Gregor agita la main.
— Ou libre de chercher des ennuis. Enfin. Je suppose que tout est possible, à condition de négliger les détails. Ne m’avez-vous pas dit qu’un homme avait promis au roi de France une flotte de chars poussés par le vent ?
— Oui, Guido da Vigevano a affirmé au roi que des chars équipés de voiles à l’instar des navires…
— Et le roi de France les a-t-il utilisés lors de cette guerre qui vient de l’opposer aux Anglais ?
— Pas à ma connaissance.
— Une histoire de détails, je suppose. Et les têtes parlantes ? Qui avait eu cette idée-là ?
— Roger Bacon, mais ce n’était qu’un sufflator.
— Oui, c’est cela, je me rappelle son nom à présent. Si quelqu’un avait fabriqué une tête parlante, Everard l’aurait utilisée pour tenir le compte de nos loyers et de nos redevances. Alors, le village tout entier serait furieux contre vous.
— Contre moi ?
— Eh bien, Roger Bacon est mort.
Dietrich s’esclaffa.
— Chaque nouvelle année voit naître un nouvel art, Gregor. Cela fait vingt ans à peine que les hommes ont découvert les verres à lire. J’ai même pu parler à celui qui les a inventés.
— Vraiment ? Quel genre de mage était-il ?
— Ce n’était point un mage. C’était un homme comme vous et moi. Un homme qui s’était lassé de devoir plisser les yeux pour distinguer son psautier.
— Un prêtre comme vous, alors.
— Un franciscain.
— Oh.
Gregor opina du chef comme si ce détail expliquait tout.
Les villageois remportèrent chez eux leurs seaux et leurs râteaux, ou bien s’attardèrent parmi les ruines calcinées pour récupérer ce qui pouvait l’être. Langermann et les autres jardiniers ne prirent pas cette peine. Les huttes ne contenaient pas grand-chose qui mérite qu’on fouille leurs cendres. Langermann avait toutefois rattrapé son bouc. Les vaches, qu’on n’avait pas traites de la journée, gémissaient sans comprendre dans leur enclos.
Dietrich aperçut frère Joachim, tout barbouillé de suie et tenant un seau à la main, et courut le retrouver.
— Joachim, attendez. (Il le rattrapa au bout de quelques pas.) Nous allons célébrer une messe d’action de grâces. « Spiritus Domini », puisque l’autel est déjà habillé de rouge, mais attendons les vêpres, afin que tout le monde ait le temps de se reposer.

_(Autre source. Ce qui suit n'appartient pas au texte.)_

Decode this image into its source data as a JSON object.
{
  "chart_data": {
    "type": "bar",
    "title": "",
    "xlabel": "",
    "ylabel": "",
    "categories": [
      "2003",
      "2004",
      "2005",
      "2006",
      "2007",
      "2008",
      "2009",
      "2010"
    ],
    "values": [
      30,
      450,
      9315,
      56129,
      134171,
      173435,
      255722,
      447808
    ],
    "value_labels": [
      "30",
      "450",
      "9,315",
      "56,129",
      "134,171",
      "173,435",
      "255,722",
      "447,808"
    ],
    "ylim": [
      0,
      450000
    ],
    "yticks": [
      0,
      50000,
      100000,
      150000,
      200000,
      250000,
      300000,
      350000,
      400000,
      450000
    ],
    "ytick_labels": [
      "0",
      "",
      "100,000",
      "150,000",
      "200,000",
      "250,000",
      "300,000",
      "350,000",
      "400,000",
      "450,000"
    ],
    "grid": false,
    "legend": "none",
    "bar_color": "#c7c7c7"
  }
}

Le visage noirci de Joachim demeura inexpressif.
— Les vêpres, entendu.
Il se tourna pour partir, mais Dietrich lui agrippa le bras une nouvelle fois.

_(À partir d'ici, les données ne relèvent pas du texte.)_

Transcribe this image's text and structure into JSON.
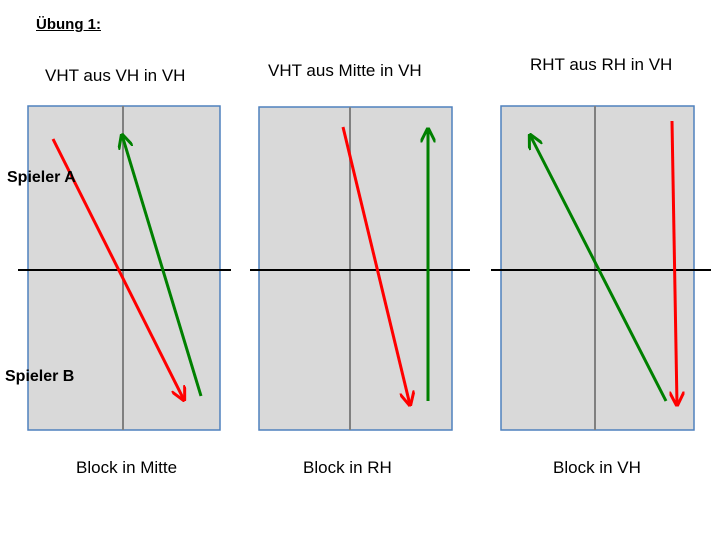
{
  "title": "Übung 1:",
  "players": {
    "a": "Spieler A",
    "b": "Spieler B"
  },
  "panels": [
    {
      "heading": "VHT aus VH in VH",
      "footer": "Block in Mitte"
    },
    {
      "heading": "VHT aus Mitte in VH",
      "footer": "Block in RH"
    },
    {
      "heading": "RHT aus RH in VH",
      "footer": "Block in VH"
    }
  ],
  "colors": {
    "court_fill": "#d9d9d9",
    "court_border": "#4f81bd",
    "center_line": "#808080",
    "net_line": "#000000",
    "arrow_red": "#ff0000",
    "arrow_green": "#008000"
  }
}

— Joachim. (Un temps.) Tout à l’heure, j’ai cru que vous vous enfuyiez.
Le franciscain lui décocha un regard méprisant.
— Je suis allé chercher ceci, dit-il en tapotant le seau.
— Ce seau ?
Il le tendit à Dietrich.
— De l’eau bénite. Au cas où les flammes se seraient révélées diaboliques.
Dietrich se pencha. Il ne restait au fond du seau qu’un résidu de liquide. Il le rendit au moine.
— Et puisqu’elles n’étaient que matérielles, après tout ?
— Eh bien, cela faisait un seau de plus pour les éteindre.
Dietrich éclata de rire et donna à Joachim une tape sur l’épaule. Ce jeune homme si véhément le surprenait parfois.
— Vous voyez ? Vous aussi, vous connaissez un peu de logique.
Joachim pointa l’index.
— Votre logique peut-elle vous dire d’où venaient les seaux qui ont éteint l’incendie à Grosswald ?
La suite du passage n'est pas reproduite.